Algumas coisas se perdem fácil. Um dia, jazia tranquilo o vento do Morro dos Ventos Uivantes na minha mesa. Lia-o. Não leio livros, disseco as palavras. No entanto, só o título é o tranquilo; as páginas não são o sereno. Emily consegue deixar o vento com um tocar ríspido e uma aspereza indigesta. Tenho agora medo de que ele me corte ao soprar. Somos um pouco da aspereza do vento de Brontё, ventamos, algumas vezes, sem intenção de lâmina.
Era uma edição da Martin Claret com tradução de Solange Pinheiro. Capa com campo cinzento… Convoquemos o passado.
Dentre as idas e vindas na Universidade, saí do ônibus apressado e com o telefone na mão. Estava o livro na bolsa acompanhando o celular. Ainda no ônibus, retirei o segundo e saí dele apertado no meu ouvido. Terminei. Joguei o celular no bolso… Incomodado pelo fato dos chaveiros nervosos pendurados no zíper da minha bolsa estarem balançado demais, minhas pernas fizeram o esforço leve de me levarem tranquilo.
Apartado do controle delas, estava eu longe de mim e em mergulho dócil. Senti a graça
de estar além. Voltei no pensar para a Universidade. Quando não gostei mais, retornei.
Quando tornei a mim, passei ao lado de duas crianças que me olharam. Já tinha eu me esquecido do tintilar dos chaveiros. Não cessaram. Absorto em uma transcendência difícil de ser traduzida, senti os dedos novamente. Abri o portão de casa. Minhas pernas fizeram novo favor. Meus dedos agarraram a mochila e, ao notá-la, estava aberta.
− Emily? Emily?
Sem resposta. A intranquilidade da perda. Estava depois da metade. Agora já não estava mais; terei de esperar um reler. Que me reservará as novas circunstâncias? Serei
outro até lá. O novo Morro dos Ventos Uivantes e a nova Brontё não serão os mesmos.

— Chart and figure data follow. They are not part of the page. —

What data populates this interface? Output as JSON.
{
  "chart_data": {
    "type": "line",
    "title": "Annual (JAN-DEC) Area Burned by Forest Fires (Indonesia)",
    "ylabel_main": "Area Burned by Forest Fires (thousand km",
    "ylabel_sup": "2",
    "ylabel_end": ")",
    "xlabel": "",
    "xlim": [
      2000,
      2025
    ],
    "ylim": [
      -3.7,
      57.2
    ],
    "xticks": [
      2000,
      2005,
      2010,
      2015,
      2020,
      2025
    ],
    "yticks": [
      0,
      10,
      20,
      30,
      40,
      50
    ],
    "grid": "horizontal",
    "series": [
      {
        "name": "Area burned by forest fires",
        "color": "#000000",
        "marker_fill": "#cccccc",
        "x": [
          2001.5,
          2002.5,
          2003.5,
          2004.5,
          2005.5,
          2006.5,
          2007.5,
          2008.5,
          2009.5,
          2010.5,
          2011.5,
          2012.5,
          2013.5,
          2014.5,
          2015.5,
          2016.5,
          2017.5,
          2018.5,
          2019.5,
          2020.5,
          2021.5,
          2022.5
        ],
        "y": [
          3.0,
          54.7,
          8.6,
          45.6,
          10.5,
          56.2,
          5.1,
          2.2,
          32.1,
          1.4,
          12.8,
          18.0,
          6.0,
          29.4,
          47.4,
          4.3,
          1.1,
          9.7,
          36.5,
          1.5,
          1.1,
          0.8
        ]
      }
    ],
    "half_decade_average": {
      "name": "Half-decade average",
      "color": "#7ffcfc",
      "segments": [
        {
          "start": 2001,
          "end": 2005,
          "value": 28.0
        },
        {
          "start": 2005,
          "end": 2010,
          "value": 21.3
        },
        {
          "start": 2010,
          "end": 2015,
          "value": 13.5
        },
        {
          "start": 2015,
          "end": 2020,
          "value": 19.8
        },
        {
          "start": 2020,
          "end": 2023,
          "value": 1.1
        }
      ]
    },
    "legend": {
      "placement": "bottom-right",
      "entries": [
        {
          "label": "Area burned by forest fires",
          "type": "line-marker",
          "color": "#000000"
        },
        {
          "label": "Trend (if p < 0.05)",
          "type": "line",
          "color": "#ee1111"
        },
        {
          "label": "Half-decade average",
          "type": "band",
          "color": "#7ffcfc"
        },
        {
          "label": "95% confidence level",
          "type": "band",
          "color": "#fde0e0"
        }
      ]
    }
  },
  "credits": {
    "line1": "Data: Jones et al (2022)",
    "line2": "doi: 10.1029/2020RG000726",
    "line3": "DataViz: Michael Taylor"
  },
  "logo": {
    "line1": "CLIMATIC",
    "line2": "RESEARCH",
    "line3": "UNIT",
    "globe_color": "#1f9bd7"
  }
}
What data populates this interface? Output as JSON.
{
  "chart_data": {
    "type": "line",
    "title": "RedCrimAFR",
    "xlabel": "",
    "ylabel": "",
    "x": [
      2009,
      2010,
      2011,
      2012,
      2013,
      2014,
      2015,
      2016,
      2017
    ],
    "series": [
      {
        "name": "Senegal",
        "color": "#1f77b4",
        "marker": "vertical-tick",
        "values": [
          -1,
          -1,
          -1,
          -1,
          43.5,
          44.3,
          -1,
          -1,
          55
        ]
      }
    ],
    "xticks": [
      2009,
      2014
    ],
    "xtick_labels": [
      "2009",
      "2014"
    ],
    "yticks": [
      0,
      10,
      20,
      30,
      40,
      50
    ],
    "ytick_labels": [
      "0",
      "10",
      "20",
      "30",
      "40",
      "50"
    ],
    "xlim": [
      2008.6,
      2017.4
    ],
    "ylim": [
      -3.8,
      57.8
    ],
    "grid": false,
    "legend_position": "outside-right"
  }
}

Dirão coisas outras para além da narração. Não será a sensação antiga. Terei, pois, outra edição. Não sei se perdi em provável queda que agora me acerta o presente do escrever; ou se foi pego… Coisa certa é que não me dei a perdê-la por completo. Repousa inerte em mente. Será agora alvo da memória. Brontё, eu ainda a tenho.